Gepsie Metalus from SANTLA, a community organization, compared what was happening to Haitians at the border to what happened to the Jewish refugees who were turned away from the U.S. border and perished in the Holocaust. “We’re afraid now we will be hearing similar stories,” she warned.

Metalus condemned the Biden Administration for continuing to use Title 42 of the U.S. immigration code in the same way as the Trump administration did to deport Haitians at the border. She demanded that Biden fulfill his campaign promise to reinstate the Haitian Family Parole Program that the Trump Administration crippled in 2017.

Other speakers included local religious leaders; Thomas Kennedy, a member of the Democratic Party National Committee; Francois Alexandre, a candidate for the City of Miami Commission, District 5; Hector Medina; and Pete Seidman, speaking on behalf of the U.S. Hands Off Cuba and Venezuela South Florida Coalition.

“The U.S. government has primary responsibility for the crises forcing so many to flee their homeland,” said a statement in English and Haitian Creole that members of the U.S. Hands Off Cuba and Venezuela coalition distributed at the event. “Washington intervenes heavily in Haiti to support corrupt governments that have stolen millions of dollars from ALBA.2 That money was supposed to subsidize social services for the people. The U.S. has directly invaded Haiti and supported the presence of UN troops. These operations brought repression, political intervention, and cholera. They did not help the people of Haiti.

“Earthquakes and hurricanes are called natural disasters. But it is the people who suffer the most because the political and social structure imposed and supported by the U.S. fails to provide genuine relief.

“Human solidarity demands that the border not be used to further Washington’s attempts to criminalize the victims of its cruel policies.”


[1] The Department of Homeland Security announced on September 24 that “nearly 30,000 migrants have been encountered at Del Rio since September 9th, with the highest number at one time reaching approximately 15,000.” It also said that 2,000 had been deported to Haiti on 17 flights, 8,000 returned to Haiti “voluntarily,” and 17,400 incarcerated at federal detention centers where their cases for asylum may be heard. For more information see, “Protesters Demand Asylum for Haitian Refugees.

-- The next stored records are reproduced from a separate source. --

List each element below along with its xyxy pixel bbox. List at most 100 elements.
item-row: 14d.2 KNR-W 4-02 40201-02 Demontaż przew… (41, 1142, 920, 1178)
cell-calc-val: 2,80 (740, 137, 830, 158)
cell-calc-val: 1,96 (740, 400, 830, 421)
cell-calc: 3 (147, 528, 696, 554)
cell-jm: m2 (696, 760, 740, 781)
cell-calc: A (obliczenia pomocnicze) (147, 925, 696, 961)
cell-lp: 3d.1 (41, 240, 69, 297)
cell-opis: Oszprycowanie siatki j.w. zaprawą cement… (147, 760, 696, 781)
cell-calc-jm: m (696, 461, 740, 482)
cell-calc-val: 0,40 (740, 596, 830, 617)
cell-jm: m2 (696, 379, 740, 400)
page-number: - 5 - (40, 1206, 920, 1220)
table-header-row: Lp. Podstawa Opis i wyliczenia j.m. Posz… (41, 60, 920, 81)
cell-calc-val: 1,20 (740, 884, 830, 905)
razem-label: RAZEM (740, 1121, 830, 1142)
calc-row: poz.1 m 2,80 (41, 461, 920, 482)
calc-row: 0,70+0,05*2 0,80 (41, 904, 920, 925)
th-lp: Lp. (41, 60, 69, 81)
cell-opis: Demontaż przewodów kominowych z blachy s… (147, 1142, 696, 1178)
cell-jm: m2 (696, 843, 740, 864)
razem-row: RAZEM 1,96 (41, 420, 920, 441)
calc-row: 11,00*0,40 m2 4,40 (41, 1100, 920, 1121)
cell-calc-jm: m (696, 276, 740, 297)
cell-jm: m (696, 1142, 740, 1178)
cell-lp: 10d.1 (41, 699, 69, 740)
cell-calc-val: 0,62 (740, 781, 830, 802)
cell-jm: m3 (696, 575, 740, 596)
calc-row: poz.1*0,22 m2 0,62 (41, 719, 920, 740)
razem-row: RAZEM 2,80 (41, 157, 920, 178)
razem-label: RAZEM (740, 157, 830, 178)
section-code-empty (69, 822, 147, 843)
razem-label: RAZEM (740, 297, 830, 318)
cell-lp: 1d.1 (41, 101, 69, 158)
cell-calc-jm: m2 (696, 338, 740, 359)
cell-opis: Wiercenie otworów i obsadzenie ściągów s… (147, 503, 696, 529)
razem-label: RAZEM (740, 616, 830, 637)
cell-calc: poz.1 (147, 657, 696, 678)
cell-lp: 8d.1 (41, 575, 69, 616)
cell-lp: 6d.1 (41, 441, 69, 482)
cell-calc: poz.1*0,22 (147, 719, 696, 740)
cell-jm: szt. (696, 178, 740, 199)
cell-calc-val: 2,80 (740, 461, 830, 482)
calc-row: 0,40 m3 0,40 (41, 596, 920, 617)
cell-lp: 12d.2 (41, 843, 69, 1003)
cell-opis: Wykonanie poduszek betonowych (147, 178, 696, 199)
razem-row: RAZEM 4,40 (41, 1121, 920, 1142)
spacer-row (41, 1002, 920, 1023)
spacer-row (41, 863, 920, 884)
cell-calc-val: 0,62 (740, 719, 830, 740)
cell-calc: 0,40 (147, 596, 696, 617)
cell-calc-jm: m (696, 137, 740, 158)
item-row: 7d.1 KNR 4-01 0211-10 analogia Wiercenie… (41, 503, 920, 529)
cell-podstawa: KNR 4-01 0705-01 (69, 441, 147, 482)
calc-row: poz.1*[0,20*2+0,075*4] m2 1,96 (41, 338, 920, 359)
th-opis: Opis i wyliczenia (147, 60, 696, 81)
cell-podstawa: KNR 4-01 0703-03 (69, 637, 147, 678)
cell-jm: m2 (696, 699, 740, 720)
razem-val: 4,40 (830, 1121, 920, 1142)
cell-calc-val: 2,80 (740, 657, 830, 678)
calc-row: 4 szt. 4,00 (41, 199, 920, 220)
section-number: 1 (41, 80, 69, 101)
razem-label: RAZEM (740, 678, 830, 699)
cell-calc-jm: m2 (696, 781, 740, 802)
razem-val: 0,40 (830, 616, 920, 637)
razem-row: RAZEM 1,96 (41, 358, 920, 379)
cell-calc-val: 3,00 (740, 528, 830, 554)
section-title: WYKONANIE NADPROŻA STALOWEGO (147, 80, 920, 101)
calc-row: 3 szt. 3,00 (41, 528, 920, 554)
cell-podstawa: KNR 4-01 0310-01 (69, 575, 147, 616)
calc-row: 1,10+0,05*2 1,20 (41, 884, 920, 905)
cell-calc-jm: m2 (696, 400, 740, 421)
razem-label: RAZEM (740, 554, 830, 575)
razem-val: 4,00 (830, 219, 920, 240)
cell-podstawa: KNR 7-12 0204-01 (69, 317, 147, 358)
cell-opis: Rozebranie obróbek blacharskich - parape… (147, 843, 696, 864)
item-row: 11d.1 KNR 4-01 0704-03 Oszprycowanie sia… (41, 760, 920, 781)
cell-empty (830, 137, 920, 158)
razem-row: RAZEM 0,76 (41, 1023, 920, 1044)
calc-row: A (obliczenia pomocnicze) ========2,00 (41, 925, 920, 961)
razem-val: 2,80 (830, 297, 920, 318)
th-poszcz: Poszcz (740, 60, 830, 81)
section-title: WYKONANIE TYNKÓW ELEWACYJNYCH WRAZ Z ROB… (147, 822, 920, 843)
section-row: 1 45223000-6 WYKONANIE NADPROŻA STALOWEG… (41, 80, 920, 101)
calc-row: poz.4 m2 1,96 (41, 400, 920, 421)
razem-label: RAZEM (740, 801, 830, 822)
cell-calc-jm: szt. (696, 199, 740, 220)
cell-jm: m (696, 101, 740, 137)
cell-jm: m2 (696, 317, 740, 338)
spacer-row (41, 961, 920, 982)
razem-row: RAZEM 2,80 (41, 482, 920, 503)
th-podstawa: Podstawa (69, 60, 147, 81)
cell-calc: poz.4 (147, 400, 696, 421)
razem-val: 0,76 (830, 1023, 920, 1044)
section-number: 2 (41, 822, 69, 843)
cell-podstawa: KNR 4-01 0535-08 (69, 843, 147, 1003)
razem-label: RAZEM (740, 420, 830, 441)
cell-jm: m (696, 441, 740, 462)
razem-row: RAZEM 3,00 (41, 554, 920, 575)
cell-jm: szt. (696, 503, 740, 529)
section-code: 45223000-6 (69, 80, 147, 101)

[2] ALBA is the Spanish-language acronym of the Bolivarian Alliance for the Peoples of Our America. It was originally founded by the governments of Cuba and Venezuela in 2004. Its member states are Antigua and Barbuda, Bolivia, Cuba, Dominica, Grenada, Nicaragua, Saint Kitts and Nevis, Saint Lucia, Saint Vincent and the Grenadines, and Venezuela. Ecuador withdrew from the group in August 2018.